Completed in 1953 and driven by Mr Porter for many years. Porter sold the car in the mid sixties to a gentleman in Fitchburg, MA, which ultimately sold it to Paul Thibodeaux of “Tibby’s Motor Sales”, in Brunswick, Maine which was established in 1966. Paul, and his partner, Jon Lee, hung on to the car, and enjoyed it for many years. In 1978 it was brought to a Carlisle auto show in Pennsylvania, where it was then sold to an eccentric car collector in California. From there the trail goes cold, until it was recently discovered in 2017 in a private car collection in Baton Rouge, Louisiana which is when I purchased it.

Initially not knowing what it was, I still knew it was something special. That’s when I sent you the photos, which you sent out to your car historian aficionados which produced the vintage photo.  From there I contacted Tibby Motor Sales.  Paul has since passed away, but his partner, Jon Lee is still there selling cars, under the new name, Coastal Classic and Sportscars. He was delighted to hear the car has survived, and was able to recall the story of the car, as it was told to him from the second owner.

Geoff, I’ve named this sport custom the “Porter Pegasus” since it appears the car was built by Mr Porter – still searching for his first name.  I think it gives the car a nice mythical, mystical charm. Plus, looking at its profile, I can actually see a Pegasus in the shape and character of the car. The front end has horse type facial features, and I definitely see wings in those rear fenders.

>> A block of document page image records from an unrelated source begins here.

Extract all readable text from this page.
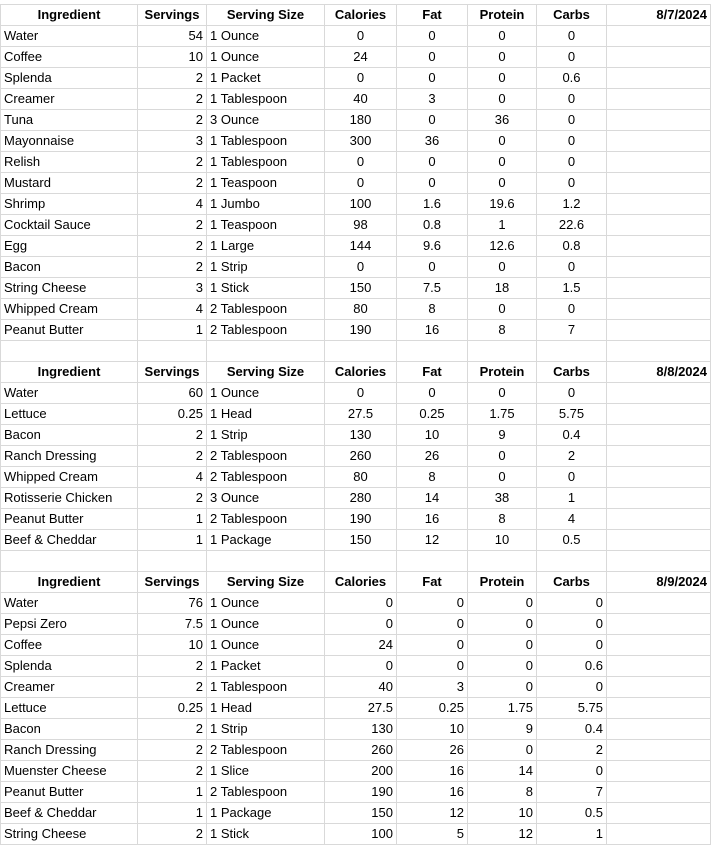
Ingredient	Servings	Serving Size	Calories	Fat	Protein	Carbs	8/7/2024
Water	54	1 Ounce	0	0	0	0	
Coffee	10	1 Ounce	24	0	0	0	
Splenda	2	1 Packet	0	0	0	0.6	
Creamer	2	1 Tablespoon	40	3	0	0	
Tuna	2	3 Ounce	180	0	36	0	
Mayonnaise	3	1 Tablespoon	300	36	0	0	
Relish	2	1 Tablespoon	0	0	0	0	
Mustard	2	1 Teaspoon	0	0	0	0	
Shrimp	4	1 Jumbo	100	1.6	19.6	1.2	
Cocktail Sauce	2	1 Teaspoon	98	0.8	1	22.6	
Egg	2	1 Large	144	9.6	12.6	0.8	
Bacon	2	1 Strip	0	0	0	0	
String Cheese	3	1 Stick	150	7.5	18	1.5	
Whipped Cream	4	2 Tablespoon	80	8	0	0	
Peanut Butter	1	2 Tablespoon	190	16	8	7	

Ingredient	Servings	Serving Size	Calories	Fat	Protein	Carbs	8/8/2024
Water	60	1 Ounce	0	0	0	0	
Lettuce	0.25	1 Head	27.5	0.25	1.75	5.75	
Bacon	2	1 Strip	130	10	9	0.4	
Ranch Dressing	2	2 Tablespoon	260	26	0	2	
Whipped Cream	4	2 Tablespoon	80	8	0	0	
Rotisserie Chicken	2	3 Ounce	280	14	38	1	
Peanut Butter	1	2 Tablespoon	190	16	8	4	
Beef & Cheddar	1	1 Package	150	12	10	0.5	

Ingredient	Servings	Serving Size	Calories	Fat	Protein	Carbs	8/9/2024
Water	76	1 Ounce	0	0	0	0	
Pepsi Zero	7.5	1 Ounce	0	0	0	0	
Coffee	10	1 Ounce	24	0	0	0	
Splenda	2	1 Packet	0	0	0	0.6	
Creamer	2	1 Tablespoon	40	3	0	0	
Lettuce	0.25	1 Head	27.5	0.25	1.75	5.75	
Bacon	2	1 Strip	130	10	9	0.4	
Ranch Dressing	2	2 Tablespoon	260	26	0	2	
Muenster Cheese	2	1 Slice	200	16	14	0	
Peanut Butter	1	2 Tablespoon	190	16	8	7	
Beef & Cheddar	1	1 Package	150	12	10	0.5	
String Cheese	2	1 Stick	100	5	12	1	
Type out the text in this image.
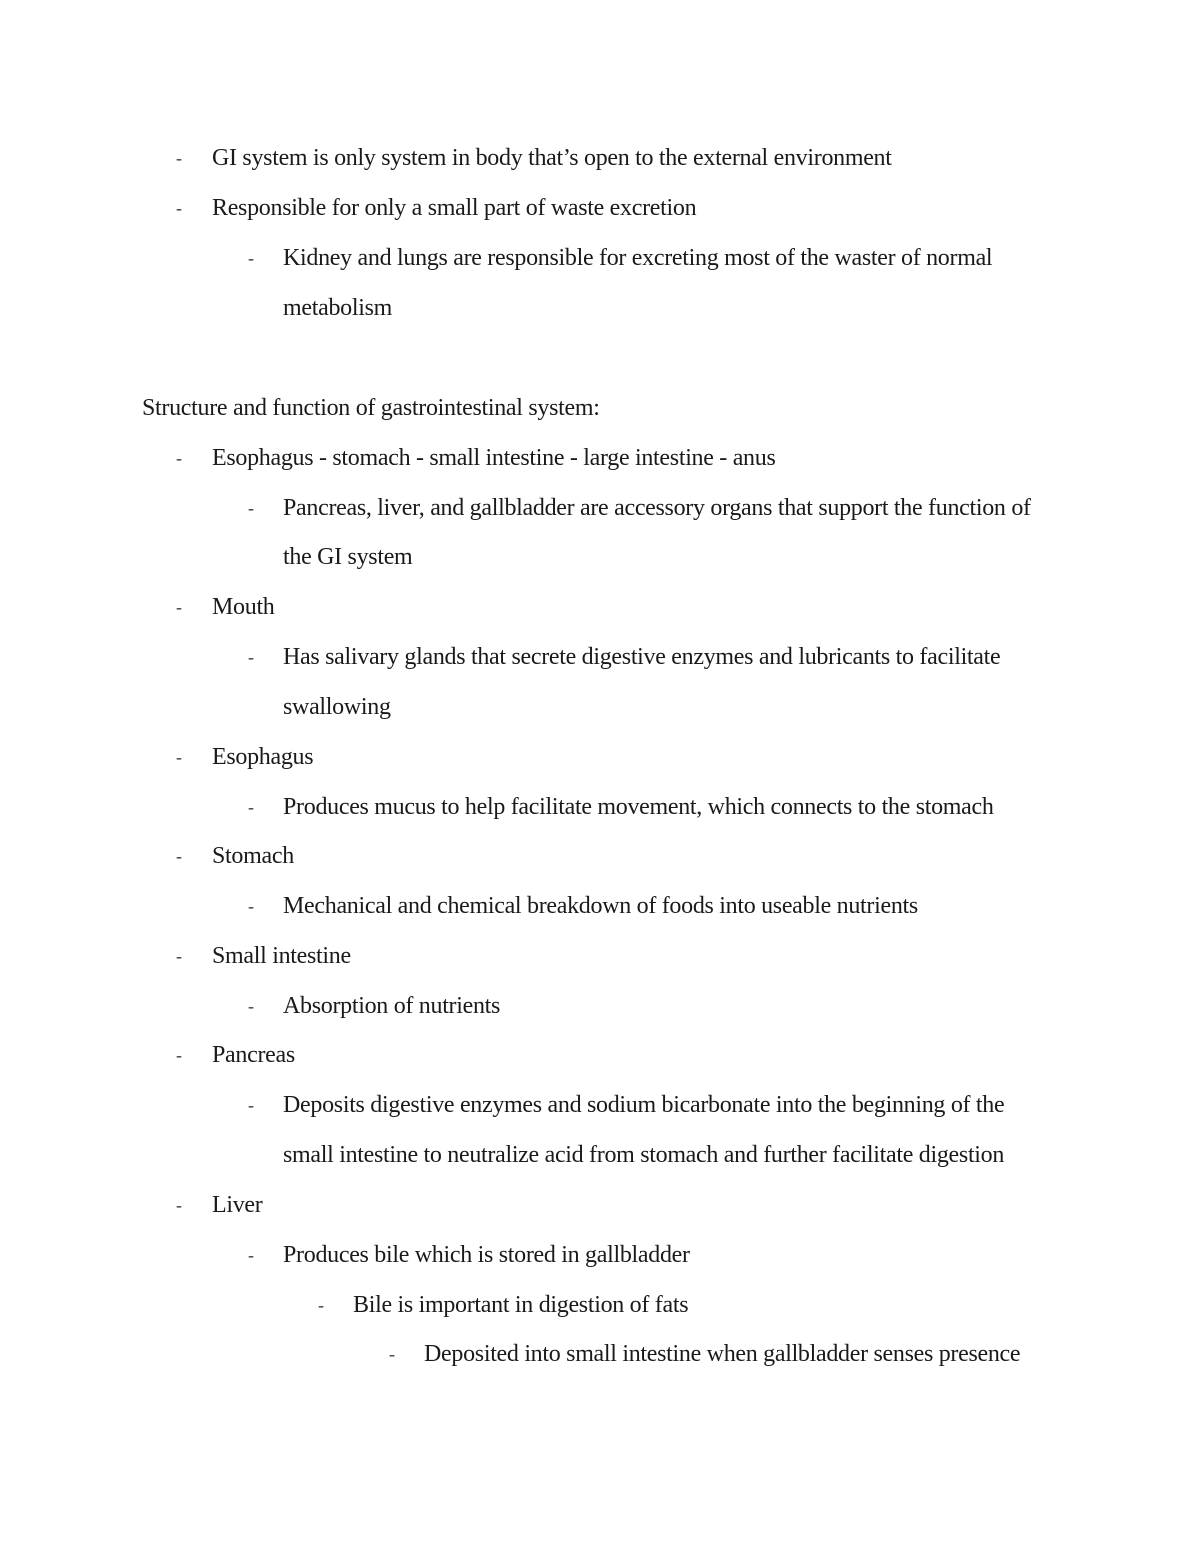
- GI system is only system in body that’s open to the external environment
- Responsible for only a small part of waste excretion
- Kidney and lungs are responsible for excreting most of the waster of normal
metabolism
Structure and function of gastrointestinal system:
- Esophagus - stomach - small intestine - large intestine - anus
- Pancreas, liver, and gallbladder are accessory organs that support the function of
the GI system
- Mouth
- Has salivary glands that secrete digestive enzymes and lubricants to facilitate
swallowing
- Esophagus
- Produces mucus to help facilitate movement, which connects to the stomach
- Stomach
- Mechanical and chemical breakdown of foods into useable nutrients
- Small intestine
- Absorption of nutrients
- Pancreas
- Deposits digestive enzymes and sodium bicarbonate into the beginning of the
small intestine to neutralize acid from stomach and further facilitate digestion
- Liver
- Produces bile which is stored in gallbladder
- Bile is important in digestion of fats
- Deposited into small intestine when gallbladder senses presence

To me the car looks like an old, 1930’s Art Deco, Hollywood luxury coach. It deserves a name that’s refined, tasteful and elegant.

Thanks my friend!

Richard

Summary:

So you have it and Richard named it well – The Porter Pegasus, and he will be keeping us posted on its restoration as he and his team move forward.  Perhaps it will be ready for the next Sport Custom class at the Pebble Beach Concours d’Elegance.  Click here to learn more about the 2012 class of sport customs at Pebble Beach.

And if you want to learn more about Sport Custom Cars from our website, click on this link.

Hope you enjoyed the story, and remember…

The adventure continues here at Undiscovered Classics.

Geoff


Comments

Another Sport Custom Surfaces: Meet The 1953 Porter Pegasus — 4 Comments

  1. Wonderful story! Automotive amalgamations are often styling Frankentein’s, but this car is a real beauty very evocative of expensive European tourers. Whoever put this together knew what they were doing.

  2. Wonderful car, with a really good balance in its dimentions and lines. I think this is the best sports custom, since I saw a Shoebox ’50 Ford that had been seccioned 6 inches horizontal and with recut wheel wells. The top had not been cut, and so it looked low and fast.(cannot remember name of car) But in was in Hot Rod magazine.